Source: Propeller Health

COPD Biomarker Qualification Consortium Making Strides with Plasma Fibrinogen as New Biomarker

The COPD Biomarkers Qualification Consortium (CBQC) recently announced at the European Respiratory Society Annual Congress that it has submitted a Qualification Package to the Food and Drug Administration (FDA) for plasma fibrinogen as a new drug development tool. The Qualification Package is the result of progressive discussions between the FDA’s Qualification Review Team and the CBQC. The CBQC looks forward to the results of FDA review while planning for a fall 2013 submission to the European Medicines Agency.

Dr. Ruth Tal-Singer, CBQC co-chair, vice president, Clinical Discovery, Respiratory Area Therapy Unit at GlaxoSmithKline, notes, “To the best of CBQC’s knowledge, fibrinogen is the first clinical biomarker achieving this milestone in the U.S. This is a major milestone for the CBQC, and it highlights the power of working together across multiple companies, academic centers and government organizations to achieve our common objective of improving the way we study novel medicines for patients who need them.”

To support the submission, the CBQC compiled a unique database of subjects from five individual studies, allowing integrated analyses to support two proposed uses as a prognostic biomarker to enrich clinical trial populations with Chronic Obstructive Pulmonary Disease (COPD) subjects at increased risk for all-cause mortality or COPD exacerbations.

A biomarker is a tool that can be used for early detection of a disease, selection of subjects for clinical trials or as an outcome for clinical trials. Fibrinogen, a protein that can be measured in the blood, is a promising biomarker which identifies a group representing 25 to 30 percent of all COPD patients (a COPD subtype).

Dr. Stephen Rennard, CBQC co-chair and Larson Professor of Medicine, University of Nebraska, adds, “COPD is extremely heterogeneous. This complicates development of new treatments, as individual COPD patients may respond differently. Fibrinogen has been submitted to the FDA as a tool that will help address this problem. Specifically, fibrinogen measurement can help identify COPD patients at risk for death or hospitalization, which can allow individuals to participate in studies of novel treatments designed to improve those outcomes.”

The CBQC, organized under the auspices of the COPD Foundation, is a public-private partnership among academic researchers, pharmaceutical companies and government parties and agencies.

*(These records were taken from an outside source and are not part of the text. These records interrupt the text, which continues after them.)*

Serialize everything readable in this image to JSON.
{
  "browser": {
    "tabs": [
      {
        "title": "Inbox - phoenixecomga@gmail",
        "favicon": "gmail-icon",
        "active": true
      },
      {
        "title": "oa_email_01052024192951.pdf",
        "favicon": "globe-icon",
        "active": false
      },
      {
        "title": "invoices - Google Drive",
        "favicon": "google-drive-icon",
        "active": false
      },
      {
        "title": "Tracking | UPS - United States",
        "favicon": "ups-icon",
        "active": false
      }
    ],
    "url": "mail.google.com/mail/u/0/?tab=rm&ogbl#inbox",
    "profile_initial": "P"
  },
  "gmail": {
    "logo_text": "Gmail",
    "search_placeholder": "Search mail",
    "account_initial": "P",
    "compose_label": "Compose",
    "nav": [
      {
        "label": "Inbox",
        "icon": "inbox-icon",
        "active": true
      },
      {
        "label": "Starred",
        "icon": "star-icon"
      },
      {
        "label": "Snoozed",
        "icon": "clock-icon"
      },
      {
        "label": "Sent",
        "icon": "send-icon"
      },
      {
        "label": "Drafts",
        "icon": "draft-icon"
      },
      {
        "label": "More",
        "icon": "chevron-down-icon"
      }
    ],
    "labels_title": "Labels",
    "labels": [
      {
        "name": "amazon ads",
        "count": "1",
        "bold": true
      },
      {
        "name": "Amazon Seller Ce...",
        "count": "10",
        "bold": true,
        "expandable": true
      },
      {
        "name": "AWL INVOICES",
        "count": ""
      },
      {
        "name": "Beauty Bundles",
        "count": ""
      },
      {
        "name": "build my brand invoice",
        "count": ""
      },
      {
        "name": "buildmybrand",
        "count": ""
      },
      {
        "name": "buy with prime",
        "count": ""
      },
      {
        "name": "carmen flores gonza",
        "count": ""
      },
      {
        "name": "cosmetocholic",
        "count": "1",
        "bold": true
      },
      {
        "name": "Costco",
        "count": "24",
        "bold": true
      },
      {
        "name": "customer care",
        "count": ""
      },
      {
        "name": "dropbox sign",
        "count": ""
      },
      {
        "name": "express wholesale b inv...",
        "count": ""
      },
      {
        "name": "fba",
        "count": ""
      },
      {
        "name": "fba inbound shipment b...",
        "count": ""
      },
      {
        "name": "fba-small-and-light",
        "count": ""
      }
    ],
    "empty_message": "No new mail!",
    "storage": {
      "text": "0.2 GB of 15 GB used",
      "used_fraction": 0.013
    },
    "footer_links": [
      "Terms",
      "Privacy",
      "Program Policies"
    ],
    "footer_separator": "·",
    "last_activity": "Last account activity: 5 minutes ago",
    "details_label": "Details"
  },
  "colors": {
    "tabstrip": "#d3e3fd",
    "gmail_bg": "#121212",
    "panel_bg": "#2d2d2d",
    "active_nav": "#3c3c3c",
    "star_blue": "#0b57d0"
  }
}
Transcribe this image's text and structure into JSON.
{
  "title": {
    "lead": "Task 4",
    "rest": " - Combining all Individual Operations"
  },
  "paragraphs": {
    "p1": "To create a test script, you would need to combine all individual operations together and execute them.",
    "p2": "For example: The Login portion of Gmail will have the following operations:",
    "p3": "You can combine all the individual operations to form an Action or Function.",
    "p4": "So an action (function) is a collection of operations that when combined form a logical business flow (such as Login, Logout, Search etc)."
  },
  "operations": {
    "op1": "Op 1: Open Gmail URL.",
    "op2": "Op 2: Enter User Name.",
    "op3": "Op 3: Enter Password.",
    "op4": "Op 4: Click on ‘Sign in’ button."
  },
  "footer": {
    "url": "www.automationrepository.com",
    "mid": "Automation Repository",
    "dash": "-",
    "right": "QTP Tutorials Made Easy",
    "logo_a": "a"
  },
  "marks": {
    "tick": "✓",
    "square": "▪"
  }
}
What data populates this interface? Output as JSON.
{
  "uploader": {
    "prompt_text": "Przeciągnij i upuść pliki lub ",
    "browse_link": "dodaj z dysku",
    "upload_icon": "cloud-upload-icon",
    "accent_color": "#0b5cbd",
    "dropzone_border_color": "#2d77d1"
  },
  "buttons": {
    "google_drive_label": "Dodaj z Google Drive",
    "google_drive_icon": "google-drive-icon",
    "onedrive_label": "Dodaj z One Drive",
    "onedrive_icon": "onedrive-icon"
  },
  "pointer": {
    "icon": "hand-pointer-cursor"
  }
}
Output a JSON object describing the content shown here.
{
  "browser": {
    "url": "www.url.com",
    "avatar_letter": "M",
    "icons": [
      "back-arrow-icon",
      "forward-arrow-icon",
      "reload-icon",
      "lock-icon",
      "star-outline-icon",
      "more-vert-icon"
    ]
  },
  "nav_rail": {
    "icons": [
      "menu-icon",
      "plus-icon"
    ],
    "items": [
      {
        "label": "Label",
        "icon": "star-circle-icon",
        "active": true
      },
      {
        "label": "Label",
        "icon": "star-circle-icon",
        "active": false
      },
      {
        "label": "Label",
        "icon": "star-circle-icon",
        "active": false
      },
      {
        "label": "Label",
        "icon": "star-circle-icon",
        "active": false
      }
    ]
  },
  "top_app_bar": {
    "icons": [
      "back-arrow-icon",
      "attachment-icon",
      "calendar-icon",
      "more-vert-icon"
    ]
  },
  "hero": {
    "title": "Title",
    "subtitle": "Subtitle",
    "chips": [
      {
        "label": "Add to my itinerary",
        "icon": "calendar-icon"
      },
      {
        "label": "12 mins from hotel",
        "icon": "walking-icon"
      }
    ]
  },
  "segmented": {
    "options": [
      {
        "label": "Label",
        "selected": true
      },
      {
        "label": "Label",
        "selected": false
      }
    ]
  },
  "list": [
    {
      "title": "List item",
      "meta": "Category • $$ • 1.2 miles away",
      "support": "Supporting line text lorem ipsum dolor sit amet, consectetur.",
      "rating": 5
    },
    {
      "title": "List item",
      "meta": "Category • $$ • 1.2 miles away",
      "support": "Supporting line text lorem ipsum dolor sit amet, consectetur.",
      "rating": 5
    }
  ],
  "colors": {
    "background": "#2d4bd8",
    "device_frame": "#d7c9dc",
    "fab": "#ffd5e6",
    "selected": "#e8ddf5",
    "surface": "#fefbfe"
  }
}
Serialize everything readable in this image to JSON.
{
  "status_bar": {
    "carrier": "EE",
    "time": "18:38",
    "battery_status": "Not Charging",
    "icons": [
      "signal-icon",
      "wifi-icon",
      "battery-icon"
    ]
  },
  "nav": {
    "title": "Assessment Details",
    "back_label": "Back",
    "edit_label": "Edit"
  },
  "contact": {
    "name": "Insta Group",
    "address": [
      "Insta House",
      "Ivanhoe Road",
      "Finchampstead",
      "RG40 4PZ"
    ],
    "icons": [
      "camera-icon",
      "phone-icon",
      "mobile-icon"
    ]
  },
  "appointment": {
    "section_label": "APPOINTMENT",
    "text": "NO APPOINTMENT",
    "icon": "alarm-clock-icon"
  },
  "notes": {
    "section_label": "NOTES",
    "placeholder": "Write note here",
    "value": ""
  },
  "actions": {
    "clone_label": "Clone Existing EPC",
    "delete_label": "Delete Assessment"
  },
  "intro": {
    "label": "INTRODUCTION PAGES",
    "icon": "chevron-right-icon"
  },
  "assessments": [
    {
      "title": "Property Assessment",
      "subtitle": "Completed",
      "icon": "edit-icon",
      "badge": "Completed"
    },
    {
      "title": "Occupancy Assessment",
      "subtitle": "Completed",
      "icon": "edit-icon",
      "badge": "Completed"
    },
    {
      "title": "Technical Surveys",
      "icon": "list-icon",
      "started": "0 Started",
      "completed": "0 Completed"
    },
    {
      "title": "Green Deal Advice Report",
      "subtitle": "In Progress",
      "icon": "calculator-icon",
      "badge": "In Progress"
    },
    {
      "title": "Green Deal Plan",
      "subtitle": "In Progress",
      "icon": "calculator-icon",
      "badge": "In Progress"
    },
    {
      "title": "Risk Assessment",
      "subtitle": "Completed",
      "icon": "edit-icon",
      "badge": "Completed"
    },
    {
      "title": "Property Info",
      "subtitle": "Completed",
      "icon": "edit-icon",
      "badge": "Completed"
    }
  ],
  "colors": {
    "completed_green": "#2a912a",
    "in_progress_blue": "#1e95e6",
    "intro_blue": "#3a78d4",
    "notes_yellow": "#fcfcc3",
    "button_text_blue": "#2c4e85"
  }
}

John W. Walsh, president and co-founder, COPD Foundation, states, “The Consortium is providing a unique and productive opportunity to bring new drug development tools to the research community, with the ultimate goal of providing new treatments to patients who urgently need them.”

The CBQC Fibrinogen Working Group is composed of the following members:

  • Bruce Miller, industry co-chair, GlaxoSmithKline
  • Ruth Tal-Singer, GlaxoSmithKline
  • Mike Lowings, GlaxoSmithKline
  • Ubaldo Martin, AstraZeneca
  • Jeff Snyder, Boehringer-Ingelheim
  • Kay Tetzlaff, Boehringer-Ingelheim
  • Armin Furtwaengler, Boehringer-Ingelheim
  • Nicholas Locantore, GlaxoSmithKline
  • Nancy Leidy, Evidera
  • Amber Martin, Evidera
  • Jason Simeone, Evidera
  • David Mannino, academic co-chair, University of Kentucky
  • Stephen Rennard, University of Nebraska
  • David Lomas, University College London, U.K.
  • Jorgen Vestbo, University of Southern Denmark, University Hospital Manchester, U.K.